Fiscal responsibility
The insistence of S. Famellos’ insistence on talking about the distribution of surplus as if it were a fund available for political use provoked an immediate and sharp response from Kyriakos Pierrakakis, who set the record straight by clearly reminding what fiscal responsibility means.
The minister clarified once again, until it became clear to the Syriza cadres, its chairman and PASOK, that the surplus is not a product of over-performance shared at will, but the result of specific objectives agreed with the partners. He stressed that every euro that exceeds the target is assessed in the context of the overall course of the economy and cannot be turned into benefits without jeopardising the reliability of the country. He stressed that Greece cannot afford to return to practices that led to crisis and that the stability recorded today cannot be taken for granted.
So, on the one hand, we have a opposition that keeps promising, insisting on proposals that completely ignore the context in which the Greek economy operates, without telling the truth, that the country is still under increased surveillance at the level of commitments, and on the other hand, a line that insists that numbers have consequences for society and the Greek economy. Kyriakos Pierrakakis, responding directly to Famellos’ statements, spoke of policies that cost billions in the past, of choices that burdened the country and of a period when the economy was led to a dead end. It sent a clear message that the same recipes cannot be repeated with different rhetoric.
The third memorandum is a prime example. It was signed with heavy commitments for the country, with high primary surpluses for years, with strict supervision conditions, and with interventions that severely limited the degree of freedom of economic policy. That period was accompanied by closed banks, a loss of confidence and an economy that was again on the brink of collapse. Today, the same political force is attempting to present itself as the defender of society, proposing solutions that ignore the framework that it itself has shaped. This is exactly what Pierrakakis highlighted, speaking of criminal mistakes in the management of the economy, of choices that undermined the country’s course and of a perception that treated public finance as a field for political experimentation.

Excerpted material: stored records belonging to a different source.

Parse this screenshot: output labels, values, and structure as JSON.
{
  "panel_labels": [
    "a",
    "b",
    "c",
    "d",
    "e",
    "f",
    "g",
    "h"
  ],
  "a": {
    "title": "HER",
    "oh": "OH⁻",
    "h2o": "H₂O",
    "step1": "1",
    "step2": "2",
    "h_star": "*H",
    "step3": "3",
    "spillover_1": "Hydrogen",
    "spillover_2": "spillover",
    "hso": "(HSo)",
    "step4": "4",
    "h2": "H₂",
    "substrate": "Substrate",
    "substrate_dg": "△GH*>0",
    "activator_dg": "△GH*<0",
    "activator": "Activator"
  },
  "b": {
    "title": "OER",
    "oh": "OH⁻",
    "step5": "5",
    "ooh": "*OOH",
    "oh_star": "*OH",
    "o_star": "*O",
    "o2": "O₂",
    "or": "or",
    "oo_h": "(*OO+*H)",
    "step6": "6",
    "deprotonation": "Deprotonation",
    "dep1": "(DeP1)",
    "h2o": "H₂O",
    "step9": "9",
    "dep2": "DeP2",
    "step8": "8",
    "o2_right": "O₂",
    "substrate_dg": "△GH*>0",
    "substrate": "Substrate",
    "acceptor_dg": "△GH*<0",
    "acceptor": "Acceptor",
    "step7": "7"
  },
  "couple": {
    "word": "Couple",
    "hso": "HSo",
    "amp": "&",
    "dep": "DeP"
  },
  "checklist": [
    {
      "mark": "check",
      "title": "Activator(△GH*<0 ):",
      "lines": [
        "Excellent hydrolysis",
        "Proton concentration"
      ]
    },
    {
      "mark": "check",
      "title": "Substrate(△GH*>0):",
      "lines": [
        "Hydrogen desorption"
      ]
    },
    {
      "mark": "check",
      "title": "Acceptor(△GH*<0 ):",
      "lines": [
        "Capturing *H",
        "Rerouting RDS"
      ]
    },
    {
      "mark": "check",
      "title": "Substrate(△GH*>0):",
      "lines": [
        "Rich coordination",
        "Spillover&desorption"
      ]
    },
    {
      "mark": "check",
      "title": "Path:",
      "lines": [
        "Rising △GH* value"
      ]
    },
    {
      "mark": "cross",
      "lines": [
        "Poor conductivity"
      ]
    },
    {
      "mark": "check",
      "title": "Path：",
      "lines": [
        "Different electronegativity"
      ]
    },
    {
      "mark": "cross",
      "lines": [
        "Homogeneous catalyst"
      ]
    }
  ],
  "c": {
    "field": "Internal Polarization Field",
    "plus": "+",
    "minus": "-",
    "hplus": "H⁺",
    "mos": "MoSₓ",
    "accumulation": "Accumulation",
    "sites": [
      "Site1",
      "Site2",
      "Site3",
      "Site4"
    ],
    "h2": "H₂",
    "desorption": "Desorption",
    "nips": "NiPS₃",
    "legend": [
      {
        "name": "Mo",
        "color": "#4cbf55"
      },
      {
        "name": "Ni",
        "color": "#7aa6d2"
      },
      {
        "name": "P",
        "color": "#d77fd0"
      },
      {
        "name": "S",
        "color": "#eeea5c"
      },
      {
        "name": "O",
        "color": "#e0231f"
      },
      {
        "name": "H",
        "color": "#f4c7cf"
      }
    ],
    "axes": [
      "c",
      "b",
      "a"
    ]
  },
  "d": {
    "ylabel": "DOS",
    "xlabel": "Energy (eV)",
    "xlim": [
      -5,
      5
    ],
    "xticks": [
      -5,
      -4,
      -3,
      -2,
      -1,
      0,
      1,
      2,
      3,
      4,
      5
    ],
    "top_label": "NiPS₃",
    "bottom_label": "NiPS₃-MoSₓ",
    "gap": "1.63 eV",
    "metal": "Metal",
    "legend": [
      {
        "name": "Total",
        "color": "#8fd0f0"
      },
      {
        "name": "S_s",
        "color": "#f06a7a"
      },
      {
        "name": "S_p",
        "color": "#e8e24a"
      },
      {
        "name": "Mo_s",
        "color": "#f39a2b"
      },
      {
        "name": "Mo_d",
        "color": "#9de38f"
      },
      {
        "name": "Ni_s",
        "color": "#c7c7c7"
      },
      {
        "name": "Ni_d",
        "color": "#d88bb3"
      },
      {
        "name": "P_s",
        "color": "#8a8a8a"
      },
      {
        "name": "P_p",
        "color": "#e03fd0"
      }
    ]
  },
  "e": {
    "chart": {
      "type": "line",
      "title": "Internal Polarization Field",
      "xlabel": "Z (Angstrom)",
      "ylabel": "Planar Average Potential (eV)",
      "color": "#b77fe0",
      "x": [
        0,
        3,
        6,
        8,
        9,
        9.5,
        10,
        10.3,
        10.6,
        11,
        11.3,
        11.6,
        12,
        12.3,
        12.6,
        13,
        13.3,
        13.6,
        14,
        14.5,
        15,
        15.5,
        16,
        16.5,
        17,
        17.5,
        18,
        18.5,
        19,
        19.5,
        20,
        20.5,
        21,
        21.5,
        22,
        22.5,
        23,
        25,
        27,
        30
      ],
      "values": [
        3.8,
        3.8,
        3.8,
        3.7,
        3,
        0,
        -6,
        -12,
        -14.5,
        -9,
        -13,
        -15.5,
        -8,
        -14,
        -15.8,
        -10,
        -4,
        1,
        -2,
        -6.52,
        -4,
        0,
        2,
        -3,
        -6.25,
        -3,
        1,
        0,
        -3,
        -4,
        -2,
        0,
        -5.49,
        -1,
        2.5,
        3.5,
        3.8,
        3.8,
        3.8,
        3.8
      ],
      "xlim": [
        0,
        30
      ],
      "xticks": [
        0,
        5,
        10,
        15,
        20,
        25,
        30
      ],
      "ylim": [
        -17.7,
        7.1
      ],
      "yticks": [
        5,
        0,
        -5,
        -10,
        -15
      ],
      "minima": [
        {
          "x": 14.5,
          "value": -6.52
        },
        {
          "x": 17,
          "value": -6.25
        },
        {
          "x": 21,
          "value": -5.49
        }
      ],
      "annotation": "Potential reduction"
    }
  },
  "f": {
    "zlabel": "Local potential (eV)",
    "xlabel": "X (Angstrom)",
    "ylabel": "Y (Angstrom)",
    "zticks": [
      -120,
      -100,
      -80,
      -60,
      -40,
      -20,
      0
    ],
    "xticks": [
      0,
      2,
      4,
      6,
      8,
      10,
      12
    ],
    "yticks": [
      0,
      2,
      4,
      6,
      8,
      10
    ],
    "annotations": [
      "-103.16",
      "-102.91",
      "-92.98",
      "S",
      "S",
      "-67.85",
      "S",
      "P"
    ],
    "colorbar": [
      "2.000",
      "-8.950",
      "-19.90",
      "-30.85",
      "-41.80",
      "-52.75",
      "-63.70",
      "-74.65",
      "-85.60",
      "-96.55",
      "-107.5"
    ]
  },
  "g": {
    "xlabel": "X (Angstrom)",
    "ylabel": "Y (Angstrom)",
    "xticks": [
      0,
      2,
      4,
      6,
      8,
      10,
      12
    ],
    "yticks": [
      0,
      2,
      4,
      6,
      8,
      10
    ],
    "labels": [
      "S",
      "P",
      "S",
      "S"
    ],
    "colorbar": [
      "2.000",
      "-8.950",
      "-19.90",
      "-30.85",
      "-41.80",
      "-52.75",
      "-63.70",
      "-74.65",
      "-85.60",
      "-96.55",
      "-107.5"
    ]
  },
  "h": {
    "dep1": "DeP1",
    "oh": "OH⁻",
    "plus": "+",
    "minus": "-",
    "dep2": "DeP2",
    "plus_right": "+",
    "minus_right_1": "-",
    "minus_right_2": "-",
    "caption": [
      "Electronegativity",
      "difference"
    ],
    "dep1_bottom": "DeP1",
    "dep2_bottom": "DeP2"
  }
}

No illusions He insisted that the country had paid dearly for these decisions and that a return to such logics was not an option. The concept of super surplus, as presented by S. Famellos, is in direct conflict with today’s reality. Any fiscal space is the result of hard balances and is assessed on the basis of commitments to partners and markets, the government says. The period of easy promises has ended painfully and this cannot be erased from the collective memory.
The Pierrakakis intervention served as a reminder that economic policy cannot return to times of illusions. A landing, however bumpy, is necessary. And this time, it came in terms that hardly leave room for misinterpretation.